|The Mega-city in Latin America (UNU, 1996, 282 pages)|
|11. Santa Fé de Bogotá: A Latin American special case?|
Manufacturing generates around one-quarter of Bogotá's gross urban product (table 11.4). The city has fewer manufacturing workers per capita than Medellín but a better balanced industrial sector. Its strength lies in the printing, metals, transport, chemicals, and plastics sectors (ANDI, 1994). Most production is for the domestic market; manufacturing in Bogotá has never generated much in the way of industrial exports.
Government is a vital component in the Bogotá economy, contributing 15 per cent of the gross domestic product in 1989. Some 34,000 government employees worked in the city in 1987, almost one-third of the national total (Lopez, 1990: 37). Financial services constitute the city's third most important generator of value added and, along with construction, constituted one of the most dynamic elements in Bogotá's growth during the 1980s.
Bogotá's economic future is uncertain but hardly problematic. The city's economy was built, of course, during a period when the trade regime was highly protective. Since 1986, the government has been gradually opening up the national economy, a process that was accelerated in 1990 (DNP, 1991). The question is whether Bogotá can cope with freer trade and with newly competitive labour and financial markets. As the head of the Chamber of Commerce recently put it: "Bogotá, the capital of protectionism, now has to overcome various difficulties if it wants to become the capital of the opening" (Fernández de Soto, 1994: 44).
The major worry for Bogotá is that it currently generates very little in the way of exports.

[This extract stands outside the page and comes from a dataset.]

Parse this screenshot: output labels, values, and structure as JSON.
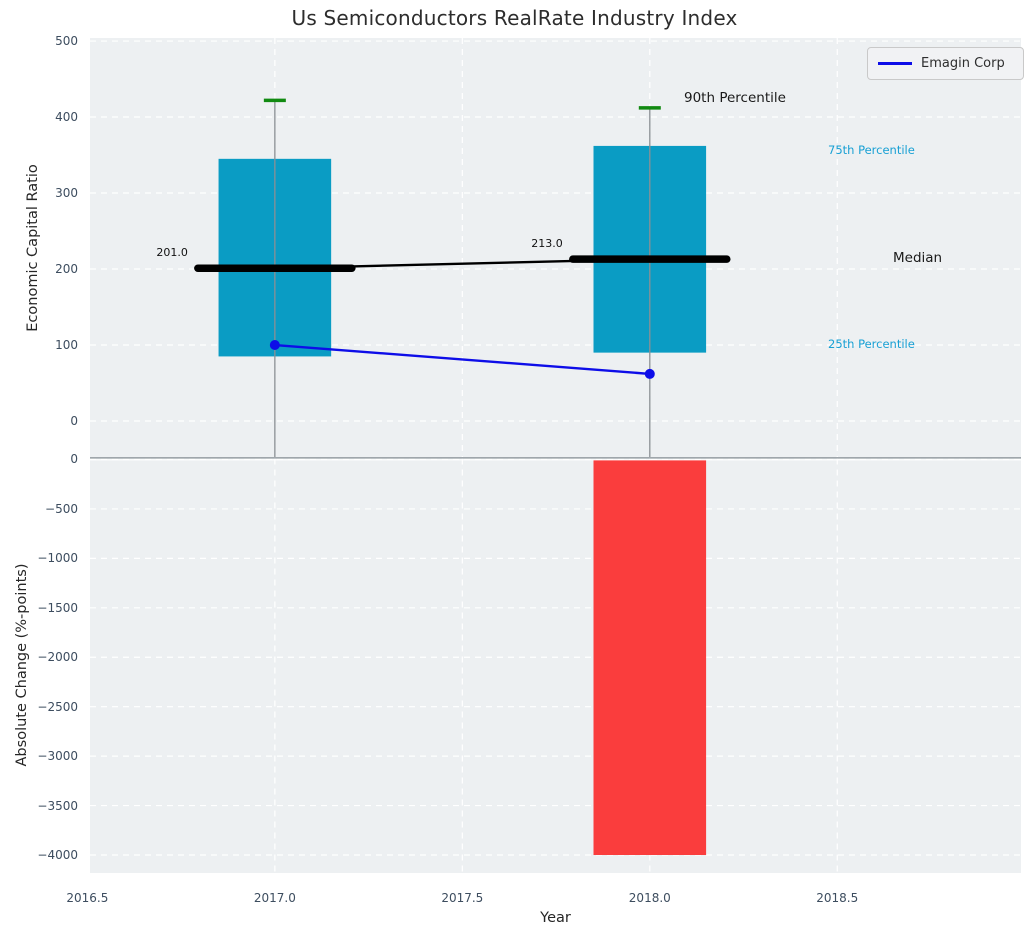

In 1991, the city produced only US$188 of exports per capita.5 To judge from the sales of the city's 100 largest exporters in 1992, Bogotá's major exports are flowers (41 per cent), emeralds (29 per cent), agricultural products (12 per cent), leather goods (7 per cent), and clothing (5 per cent) (Pineda et al., 1993). Bogotá clearly has problems in exporting manufactures because of its location. The only foreign market that can be reached easily by road is that of Venezuela. Between 1990 and 1994, trade liberalization trebled Colombia's trade with its neighbour but further expansion will be hindered by the current plight of the Venezuelan economy. Since most of Bogotá's exports go by air, its international competitiveness is not helped by the limited size of its airport; El Dorado desperately needs a second runway.

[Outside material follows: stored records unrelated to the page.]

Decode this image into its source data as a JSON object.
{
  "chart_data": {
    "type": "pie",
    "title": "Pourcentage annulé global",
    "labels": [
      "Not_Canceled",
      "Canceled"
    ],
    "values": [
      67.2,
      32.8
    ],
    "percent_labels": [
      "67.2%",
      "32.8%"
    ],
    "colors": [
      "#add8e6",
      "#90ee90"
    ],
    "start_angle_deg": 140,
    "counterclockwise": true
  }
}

Of course, optimism about Bogotá's economic future is greatly helped by the healthy state of the Colombian economy. During the early 1990s, apertura led to the repatriation of large sums of Colombian capital, and the discovery of new mineral resources is attracting large amounts of foreign investment. Bogotá's strengths in producer services, higher education, research, and commerce mean that it is bound to benefit from any growth in the national economy. Reforms are needed if the city is to maintain its current pace of economic growth, but it hardly faces an insurmountable challenge.